Improving sexual health awareness and reducing the spread of HIV/AIDS through community education and peer-to-peer mentoring.
How can a university marshall its health education resources to provide life-saving information about HIV/AIDS and promote safe sex practices to youth in underserved urban communities?
The University of Chicago’s Living Positively program, a peer advocacy, education and counseling initiative for people living with HIV/AIDS, serves at-risk youth in Chicago’s African American community, which suffers higher rates of HIV/AIDS among both men and women. The University wanted a more compelling online presence with an updated website to engage this hard-to-reach audience, where issues surrounding sexual health and HIV/AIDS are often stigmatized. A website refresh would have to strike a balance between being informative, straightforward and credible while conveying a hip, youthful vibe that would appeal to a younger audience.
The University of Chicago teamed with the Usman Group to develop a design and content strategy and create a better user experience. We collaborated with multiple schools and teams across the University, from the web services department to the Medical Center to capture medical-related content and resources.
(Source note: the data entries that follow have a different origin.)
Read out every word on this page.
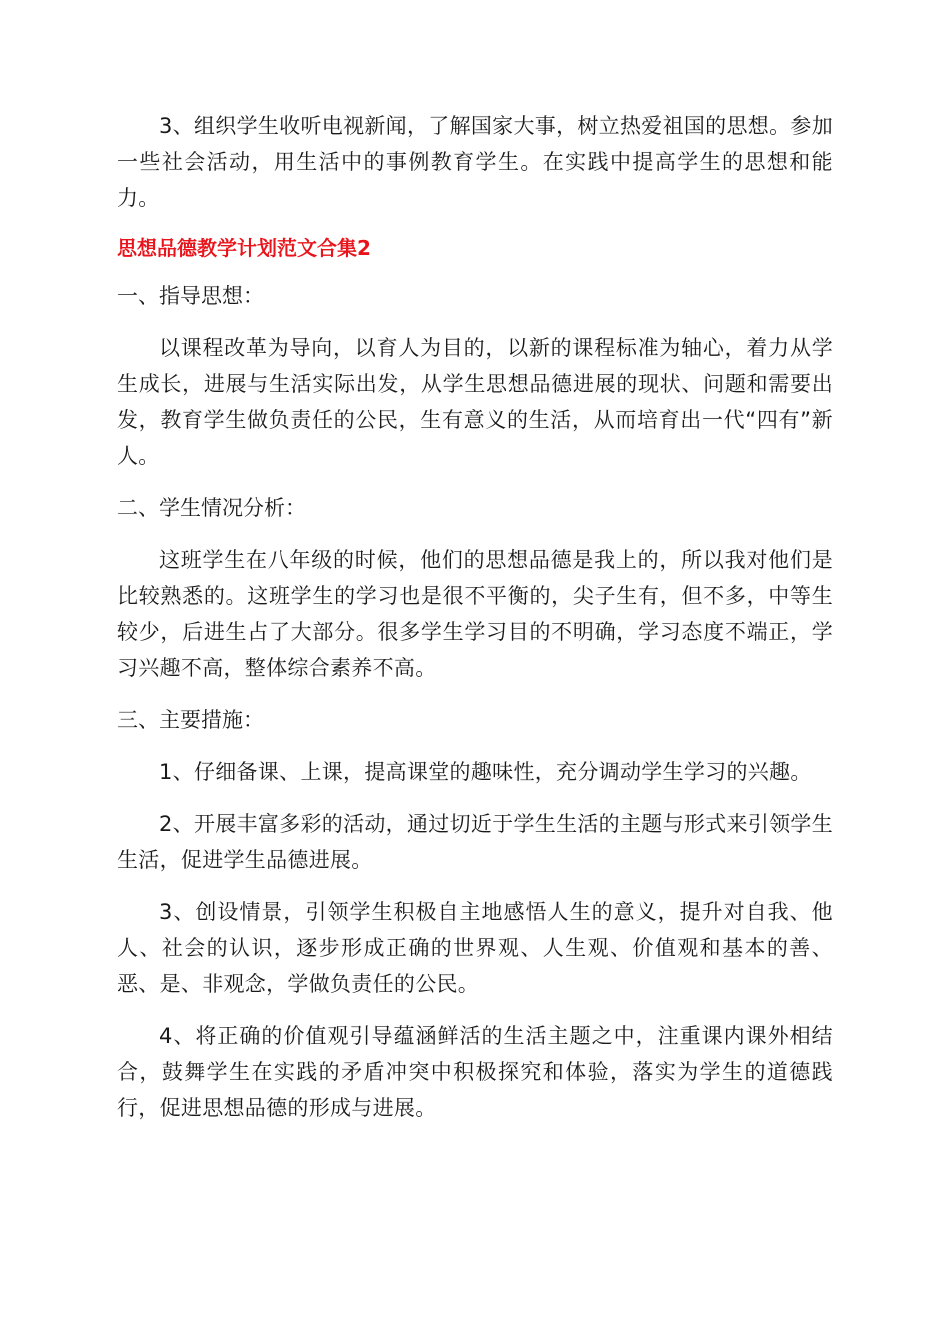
3、组织学生收听电视新闻，了解国家大事，树立热爱祖国的思想。参加一些社会活动，用生活中的事例教育学生。在实践中提高学生的思想和能力。

思想品德教学计划范文合集2
一、指导思想：

以课程改革为导向，以育人为目的，以新的课程标准为轴心，着力从学生成长，进展与生活实际出发，从学生思想品德进展的现状、问题和需要出发，教育学生做负责任的公民，生有意义的生活，从而培育出一代“四有”新人。

二、学生情况分析：

这班学生在八年级的时候，他们的思想品德是我上的，所以我对他们是比较熟悉的。这班学生的学习也是很不平衡的，尖子生有，但不多，中等生较少，后进生占了大部分。很多学生学习目的不明确，学习态度不端正，学习兴趣不高，整体综合素养不高。

三、主要措施：

1、仔细备课、上课，提高课堂的趣味性，充分调动学生学习的兴趣。

2、开展丰富多彩的活动，通过切近于学生生活的主题与形式来引领学生生活，促进学生品德进展。

3、创设情景，引领学生积极自主地感悟人生的意义，提升对自我、他人、社会的认识，逐步形成正确的世界观、人生观、价值观和基本的善、恶、是、非观念，学做负责任的公民。

4、将正确的价值观引导蕴涵鲜活的生活主题之中，注重课内课外相结合，鼓舞学生在实践的矛盾冲突中积极探究和体验，落实为学生的道德践行，促进思想品德的形成与进展。
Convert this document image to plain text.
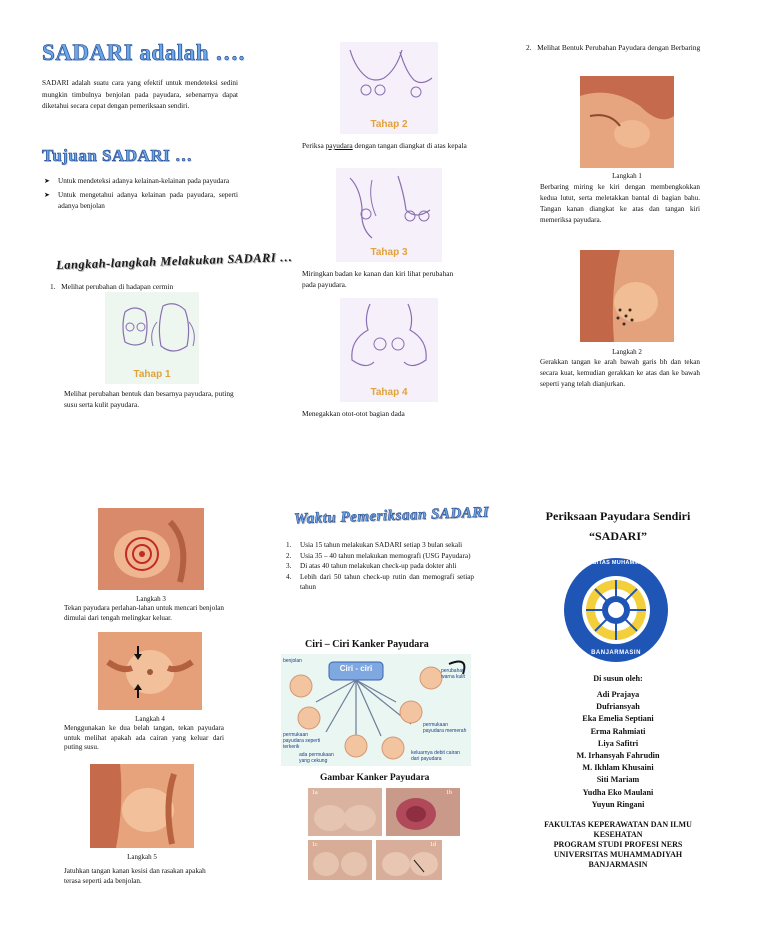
SADARI adalah ….
SADARI adalah suatu cara yang efektif untuk mendeteksi sedini mungkin timbulnya benjolan pada payudara, sebenarnya dapat diketahui secara cepat dengan pemeriksaan sendiri.
Tujuan SADARI …
➤ Untuk mendeteksi adanya kelainan-kelainan pada payudara
➤ Untuk mengetahui adanya kelainan pada payudara, seperti adanya benjolan
Langkah-langkah Melakukan SADARI …
1. Melihat perubahan di hadapan cermin
Tahap 1
Melihat perubahan bentuk dan besarnya payudara, puting susu serta kulit payudara.
Tahap 2
Periksa payudara dengan tangan diangkat di atas kepala
Tahap 3
Miringkan badan ke kanan dan kiri lihat perubahan pada payudara.
Tahap 4
Menegakkan otot-otot bagian dada
2. Melihat Bentuk Perubahan Payudara dengan Berbaring
Langkah 1
Berbaring miring ke kiri dengan membengkokkan kedua lutut, serta meletakkan bantal di bagian bahu. Tangan kanan diangkat ke atas dan tangan kiri memeriksa payudara.
Langkah 2
Gerakkan tangan ke arah bawah garis bh dan tekan secara kuat, kemudian gerakkan ke atas dan ke bawah seperti yang telah dianjurkan.
Langkah 3
Tekan payudara perlahan-lahan untuk mencari benjolan dimulai dari tengah melingkar keluar.
Langkah 4
Menggunakan ke dua belah tangan, tekan payudara untuk melihat apakah ada cairan yang keluar dari puting susu.
Langkah 5
Jatuhkan tangan kanan kesisi dan rasakan apakah terasa seperti ada benjolan.
Waktu Pemeriksaan SADARI
1. Usia 15 tahun melakukan SADARI setiap 3 bulan sekali
2. Usia 35 – 40 tahun melakukan memografi (USG Payudara)
3. Di atas 40 tahun melakukan check-up pada dokter ahli
4. Lebih dari 50 tahun check-up rutin dan memografi setiap tahun
Ciri – Ciri Kanker Payudara
Ciri - ciri
benjolan
perubahan warna kulit
permukaan payudara memerah
permukaan payudara seperti terkerik
ada permukaan yang cekung
keluarnya debit cairan dari payudara
Gambar Kanker Payudara
1a	1b
1c	1d
Periksaan Payudara Sendiri
“SADARI”
UNIVERSITAS MUHAMMADIYAH
BANJARMASIN
Di susun oleh:
Adi Prajaya
Dufriansyah
Eka Emelia Septiani
Erma Rahmiati
Liya Safitri
M. Irhansyah Fahrudin
M. Ikhlam Khusaini
Siti Mariam
Yudha Eko Maulani
Yuyun Ringani
FAKULTAS KEPERAWATAN DAN ILMU KESEHATAN
PROGRAM STUDI PROFESI NERS
UNIVERSITAS MUHAMMADIYAH
BANJARMASIN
Our team devised a simplified site map with an enhanced search function to make it easier for visitors to get to the information they needed. We refreshed the Living Positively brand with appealing, spot-on graphics; interactive content like fun quizzes and quick videos; and social media links and feeds to build community. To enhance the site’s relatability, we also enlisted three “real people” who would serve as guides on the site and add warmth and a personal connection. And every page provided easy access to services with a call to action — “Get the Facts,” “Get Tested,” “Get Treated,” “Need Someone to Talk to?” — to compel users to sign up.
The new Living Positively website allowed the University to reach beyond the bounds of academia and really engage with the community. The site launched in 2011 and, promoted by an aggressive ad campaign (both online and traditional), provided a lifeline for thousands of Chicagoans in need of support and free, confidential healthcare services.